It is difficult to visit any news outlet right now and not see coverage of the ongoing conflict between Israel and Palestine. As you may have noticed, we have yet to publish anything on the situation. This has been intentional, though not because of a lack of care.
We as an organization completely understand the impact and severity of the conflict, and we feel deeply for all the lives that have been threatened and lost, and that will continue to be lost. It is not because I do not deem the conflict important enough to cover that I have chosen not to include any coverage in Georgia Voice.
Our mission at Georgia Voice is to create a space for LGBTQ Atlantans to see themselves. We are hyperlocal because we believe that small-scale community matters, and we very rarely, if ever, cover issues of global scale. In the age of social media, where the importance of place continues to dwindle as news from all over is always available to us, I believe it is deeply important to scale back and connect to what is right around you. I hope to make Georgia Voice a landing place for y’all to do just that.
From a resource perspective, we are made up of a very small team, and we simply do not have the capacity — the money, the access, the contacts, the education, or the experience — to cover complex stories of international geopolitical conflict like what is happening between Israel and Palestine in a way that is nuanced and accurate. And quite frankly, I would not deem it an ethical practice to make money off this very real and deadly conflict, off the Middle Eastern lives that are being lost, by sharing another white Western perspective, especially when I recognize this resource dearth exists.

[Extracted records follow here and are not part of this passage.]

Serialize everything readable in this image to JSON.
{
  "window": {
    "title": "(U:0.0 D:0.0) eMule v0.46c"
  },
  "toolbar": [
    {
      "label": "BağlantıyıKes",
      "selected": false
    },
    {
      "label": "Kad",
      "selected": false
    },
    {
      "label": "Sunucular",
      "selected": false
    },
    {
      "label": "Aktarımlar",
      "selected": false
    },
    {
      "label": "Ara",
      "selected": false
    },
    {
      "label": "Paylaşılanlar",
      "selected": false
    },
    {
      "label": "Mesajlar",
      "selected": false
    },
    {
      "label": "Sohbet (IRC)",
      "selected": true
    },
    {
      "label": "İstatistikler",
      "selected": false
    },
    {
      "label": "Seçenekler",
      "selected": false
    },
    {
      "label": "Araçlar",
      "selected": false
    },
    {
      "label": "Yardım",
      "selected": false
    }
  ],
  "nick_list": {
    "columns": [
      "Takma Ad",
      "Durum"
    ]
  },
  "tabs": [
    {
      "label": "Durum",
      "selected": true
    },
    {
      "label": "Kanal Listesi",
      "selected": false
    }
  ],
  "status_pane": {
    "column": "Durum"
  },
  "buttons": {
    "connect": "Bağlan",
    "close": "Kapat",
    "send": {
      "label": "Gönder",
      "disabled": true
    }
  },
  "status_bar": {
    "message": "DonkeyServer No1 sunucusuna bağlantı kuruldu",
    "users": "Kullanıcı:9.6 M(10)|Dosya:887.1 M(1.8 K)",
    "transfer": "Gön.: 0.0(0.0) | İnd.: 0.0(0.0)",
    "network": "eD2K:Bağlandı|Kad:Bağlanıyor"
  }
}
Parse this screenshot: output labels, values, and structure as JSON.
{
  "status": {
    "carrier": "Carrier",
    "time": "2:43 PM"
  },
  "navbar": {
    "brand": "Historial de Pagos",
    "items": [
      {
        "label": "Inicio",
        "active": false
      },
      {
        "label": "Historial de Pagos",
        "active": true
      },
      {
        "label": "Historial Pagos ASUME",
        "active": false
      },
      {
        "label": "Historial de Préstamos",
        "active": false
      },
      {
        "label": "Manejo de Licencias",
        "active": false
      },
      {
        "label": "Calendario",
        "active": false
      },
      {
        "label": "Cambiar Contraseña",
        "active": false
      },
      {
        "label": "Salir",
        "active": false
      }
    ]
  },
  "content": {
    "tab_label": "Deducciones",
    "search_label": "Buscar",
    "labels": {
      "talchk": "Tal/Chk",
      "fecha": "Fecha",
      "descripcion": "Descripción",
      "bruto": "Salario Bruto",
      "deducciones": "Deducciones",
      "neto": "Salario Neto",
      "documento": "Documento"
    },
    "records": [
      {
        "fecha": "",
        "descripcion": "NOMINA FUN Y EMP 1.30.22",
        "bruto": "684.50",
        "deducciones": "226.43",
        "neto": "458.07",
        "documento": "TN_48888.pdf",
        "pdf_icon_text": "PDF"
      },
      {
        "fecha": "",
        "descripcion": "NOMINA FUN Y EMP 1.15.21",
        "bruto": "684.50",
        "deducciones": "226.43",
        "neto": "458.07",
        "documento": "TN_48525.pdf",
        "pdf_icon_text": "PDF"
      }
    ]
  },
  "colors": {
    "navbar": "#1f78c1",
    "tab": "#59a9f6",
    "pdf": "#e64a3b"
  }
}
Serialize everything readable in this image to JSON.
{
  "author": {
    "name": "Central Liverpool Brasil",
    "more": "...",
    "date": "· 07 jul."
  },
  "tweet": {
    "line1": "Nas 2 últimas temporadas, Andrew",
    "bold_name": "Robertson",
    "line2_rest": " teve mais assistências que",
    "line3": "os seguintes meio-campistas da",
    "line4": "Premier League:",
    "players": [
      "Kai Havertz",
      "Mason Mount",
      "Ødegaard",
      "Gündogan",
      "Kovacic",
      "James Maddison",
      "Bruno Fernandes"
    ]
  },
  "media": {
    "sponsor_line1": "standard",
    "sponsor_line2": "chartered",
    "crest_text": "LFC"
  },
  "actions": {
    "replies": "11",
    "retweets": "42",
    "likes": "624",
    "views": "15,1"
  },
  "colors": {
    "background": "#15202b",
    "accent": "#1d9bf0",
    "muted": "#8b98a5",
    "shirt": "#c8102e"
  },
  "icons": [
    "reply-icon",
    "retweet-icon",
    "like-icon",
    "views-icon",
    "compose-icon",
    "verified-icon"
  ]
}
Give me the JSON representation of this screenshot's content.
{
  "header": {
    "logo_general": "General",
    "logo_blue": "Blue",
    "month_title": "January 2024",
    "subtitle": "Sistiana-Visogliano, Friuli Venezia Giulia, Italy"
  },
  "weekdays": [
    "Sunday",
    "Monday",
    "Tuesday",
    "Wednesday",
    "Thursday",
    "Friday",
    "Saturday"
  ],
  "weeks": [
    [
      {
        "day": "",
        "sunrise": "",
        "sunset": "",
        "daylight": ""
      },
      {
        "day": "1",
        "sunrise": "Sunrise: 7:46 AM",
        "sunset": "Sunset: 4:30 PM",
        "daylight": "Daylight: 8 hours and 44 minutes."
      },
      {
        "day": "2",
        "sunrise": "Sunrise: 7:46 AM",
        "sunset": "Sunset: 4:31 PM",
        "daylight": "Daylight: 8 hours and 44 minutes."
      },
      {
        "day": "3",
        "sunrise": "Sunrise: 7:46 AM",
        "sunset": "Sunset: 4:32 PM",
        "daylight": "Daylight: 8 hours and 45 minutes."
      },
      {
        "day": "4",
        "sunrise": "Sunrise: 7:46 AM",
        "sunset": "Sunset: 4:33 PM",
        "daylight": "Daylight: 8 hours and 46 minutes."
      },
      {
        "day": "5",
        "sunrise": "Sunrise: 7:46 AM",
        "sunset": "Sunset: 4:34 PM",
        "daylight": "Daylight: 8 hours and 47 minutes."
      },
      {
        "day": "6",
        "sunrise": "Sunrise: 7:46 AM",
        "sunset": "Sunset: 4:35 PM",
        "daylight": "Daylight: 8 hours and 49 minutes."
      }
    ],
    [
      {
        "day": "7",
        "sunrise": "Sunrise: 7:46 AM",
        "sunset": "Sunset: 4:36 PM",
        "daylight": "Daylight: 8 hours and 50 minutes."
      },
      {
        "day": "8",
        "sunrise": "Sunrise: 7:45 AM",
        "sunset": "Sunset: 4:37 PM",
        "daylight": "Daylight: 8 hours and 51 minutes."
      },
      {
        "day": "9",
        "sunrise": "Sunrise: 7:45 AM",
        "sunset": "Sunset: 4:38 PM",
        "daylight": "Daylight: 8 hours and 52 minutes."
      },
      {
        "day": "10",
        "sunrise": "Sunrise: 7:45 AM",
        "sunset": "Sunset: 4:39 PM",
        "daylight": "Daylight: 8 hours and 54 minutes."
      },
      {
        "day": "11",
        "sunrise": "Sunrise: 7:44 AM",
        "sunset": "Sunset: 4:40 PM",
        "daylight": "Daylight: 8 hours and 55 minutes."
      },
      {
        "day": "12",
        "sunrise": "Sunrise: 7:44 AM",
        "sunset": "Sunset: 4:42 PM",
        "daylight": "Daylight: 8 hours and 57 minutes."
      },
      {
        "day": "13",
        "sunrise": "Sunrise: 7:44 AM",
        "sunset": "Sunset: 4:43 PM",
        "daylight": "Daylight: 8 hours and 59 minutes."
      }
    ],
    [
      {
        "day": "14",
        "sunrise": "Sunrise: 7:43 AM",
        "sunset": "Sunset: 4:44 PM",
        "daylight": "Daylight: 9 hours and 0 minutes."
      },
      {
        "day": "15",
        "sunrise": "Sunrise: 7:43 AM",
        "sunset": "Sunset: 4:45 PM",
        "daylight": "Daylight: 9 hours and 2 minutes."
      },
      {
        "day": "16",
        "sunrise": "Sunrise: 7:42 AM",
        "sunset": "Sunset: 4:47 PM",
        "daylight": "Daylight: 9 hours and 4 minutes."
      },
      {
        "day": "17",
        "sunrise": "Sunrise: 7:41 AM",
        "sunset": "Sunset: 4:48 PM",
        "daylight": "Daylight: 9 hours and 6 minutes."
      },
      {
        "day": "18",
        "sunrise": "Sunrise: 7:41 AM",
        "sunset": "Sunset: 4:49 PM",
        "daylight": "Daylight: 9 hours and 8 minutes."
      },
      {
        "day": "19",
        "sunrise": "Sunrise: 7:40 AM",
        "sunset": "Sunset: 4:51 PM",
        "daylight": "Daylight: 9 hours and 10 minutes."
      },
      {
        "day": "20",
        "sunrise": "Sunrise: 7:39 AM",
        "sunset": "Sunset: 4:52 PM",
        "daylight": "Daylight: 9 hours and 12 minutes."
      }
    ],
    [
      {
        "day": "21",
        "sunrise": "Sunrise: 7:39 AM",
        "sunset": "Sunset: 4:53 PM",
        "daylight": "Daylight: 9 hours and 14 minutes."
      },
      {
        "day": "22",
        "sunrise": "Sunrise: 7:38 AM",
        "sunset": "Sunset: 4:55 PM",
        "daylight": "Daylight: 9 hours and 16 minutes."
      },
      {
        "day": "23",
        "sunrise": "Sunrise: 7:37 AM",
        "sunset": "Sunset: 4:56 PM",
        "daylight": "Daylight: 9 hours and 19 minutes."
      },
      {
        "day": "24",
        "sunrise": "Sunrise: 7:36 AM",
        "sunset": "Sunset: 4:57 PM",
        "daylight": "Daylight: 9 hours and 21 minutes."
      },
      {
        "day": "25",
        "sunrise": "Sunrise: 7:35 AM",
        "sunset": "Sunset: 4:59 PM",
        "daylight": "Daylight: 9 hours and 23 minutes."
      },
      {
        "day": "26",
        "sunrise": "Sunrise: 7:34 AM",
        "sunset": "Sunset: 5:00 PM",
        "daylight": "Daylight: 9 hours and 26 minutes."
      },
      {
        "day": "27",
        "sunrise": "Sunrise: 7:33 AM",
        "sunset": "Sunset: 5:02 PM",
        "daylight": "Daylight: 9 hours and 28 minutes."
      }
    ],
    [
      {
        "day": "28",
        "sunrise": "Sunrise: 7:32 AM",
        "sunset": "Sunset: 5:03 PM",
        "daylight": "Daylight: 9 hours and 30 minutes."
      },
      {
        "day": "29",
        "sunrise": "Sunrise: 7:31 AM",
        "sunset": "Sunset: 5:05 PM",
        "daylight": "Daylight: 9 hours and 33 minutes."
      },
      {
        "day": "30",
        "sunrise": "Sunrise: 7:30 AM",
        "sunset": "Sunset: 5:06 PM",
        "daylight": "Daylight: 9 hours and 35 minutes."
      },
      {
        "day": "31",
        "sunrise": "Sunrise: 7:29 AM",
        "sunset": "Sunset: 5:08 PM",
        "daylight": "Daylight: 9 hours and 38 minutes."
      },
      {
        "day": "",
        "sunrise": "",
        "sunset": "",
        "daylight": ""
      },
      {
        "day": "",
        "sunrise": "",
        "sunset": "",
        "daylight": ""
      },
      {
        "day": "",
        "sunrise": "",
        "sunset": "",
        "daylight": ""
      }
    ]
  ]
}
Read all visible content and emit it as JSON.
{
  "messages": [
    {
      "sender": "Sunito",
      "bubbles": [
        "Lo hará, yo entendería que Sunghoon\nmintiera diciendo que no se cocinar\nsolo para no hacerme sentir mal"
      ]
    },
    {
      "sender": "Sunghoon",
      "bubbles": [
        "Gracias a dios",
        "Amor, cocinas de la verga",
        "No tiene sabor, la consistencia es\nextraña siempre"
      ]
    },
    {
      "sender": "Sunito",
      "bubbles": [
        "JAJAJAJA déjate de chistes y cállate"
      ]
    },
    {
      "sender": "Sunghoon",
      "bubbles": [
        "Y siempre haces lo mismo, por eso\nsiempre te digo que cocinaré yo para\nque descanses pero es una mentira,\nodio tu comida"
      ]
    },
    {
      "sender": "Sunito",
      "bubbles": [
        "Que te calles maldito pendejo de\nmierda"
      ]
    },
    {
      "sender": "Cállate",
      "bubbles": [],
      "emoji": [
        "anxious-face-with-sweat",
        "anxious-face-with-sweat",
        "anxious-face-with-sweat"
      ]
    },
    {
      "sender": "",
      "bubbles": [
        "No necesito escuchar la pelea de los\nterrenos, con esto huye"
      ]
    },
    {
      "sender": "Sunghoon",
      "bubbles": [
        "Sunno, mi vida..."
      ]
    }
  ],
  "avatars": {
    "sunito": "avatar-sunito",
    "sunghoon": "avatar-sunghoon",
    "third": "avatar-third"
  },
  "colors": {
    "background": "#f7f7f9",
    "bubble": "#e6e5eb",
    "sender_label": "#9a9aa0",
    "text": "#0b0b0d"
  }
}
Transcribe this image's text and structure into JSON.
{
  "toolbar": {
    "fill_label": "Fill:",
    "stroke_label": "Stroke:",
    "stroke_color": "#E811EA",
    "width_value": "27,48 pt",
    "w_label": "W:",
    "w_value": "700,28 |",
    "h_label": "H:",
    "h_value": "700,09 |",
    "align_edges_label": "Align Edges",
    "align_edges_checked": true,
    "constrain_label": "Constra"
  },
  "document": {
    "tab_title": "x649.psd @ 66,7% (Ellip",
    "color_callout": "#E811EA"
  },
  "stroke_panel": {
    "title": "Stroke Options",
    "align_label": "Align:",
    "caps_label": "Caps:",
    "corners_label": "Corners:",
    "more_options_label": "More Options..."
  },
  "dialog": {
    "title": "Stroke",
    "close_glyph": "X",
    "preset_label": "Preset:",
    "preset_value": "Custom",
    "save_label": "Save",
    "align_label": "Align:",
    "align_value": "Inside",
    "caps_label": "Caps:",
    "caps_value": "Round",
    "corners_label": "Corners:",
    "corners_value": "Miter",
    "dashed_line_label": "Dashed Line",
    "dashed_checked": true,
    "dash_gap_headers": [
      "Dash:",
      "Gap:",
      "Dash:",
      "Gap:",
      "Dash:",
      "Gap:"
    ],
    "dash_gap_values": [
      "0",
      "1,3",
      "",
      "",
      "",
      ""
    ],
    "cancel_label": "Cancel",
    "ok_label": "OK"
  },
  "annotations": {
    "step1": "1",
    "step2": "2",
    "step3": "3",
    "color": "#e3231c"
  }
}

While I do personally have my own opinions on the situation, I recognize that I am a white Western woman; just because I have a platform does not mean the world needs to hear what I have to say about it. The belief I am willing to share, and that I try to imbue in all our coverage regardless of topic, is that colonialism is unethical, violent, murderous, and wrong, and how those impacted by colonialism respond to it is not for me or any other white American to deem right or wrong.
With all that said, if the opportunity arises to share a personal, local story of a queer Jewish or Palestinian Atlantan relating to the conflict, we will not shy away from it.
If you are interested in keeping up with the situation on a more regular basis, I suggest @Jewishvoiceforpeace, @muchachafanzine, and aljazeera.com. You can also read the article by Sukainah Abid-Kons we published last spring, “Emory Professor Dr. Sa’ed Atshan’s Research Delves into the Queer Palestinian Reality,” on our website.
And if you are an American who is struggling with feelings of dread and impotence at the constant inundation of this horrifying news, take a step back and breathe. There is little if any power you have over global affairs, and scaling back and focusing on your community is a good thing, even if it feels small in comparison. Check on your Middle Eastern friends, especially those of Jewish or Palestinian descent, to make sure they’re safe and coping. If they need help, help them. Volunteer at or donate to a local organization, like Palestine Children’s Relief Fund Atlanta. Engage in local politics. Just because the impact isn’t global doesn’t mean it’s not important.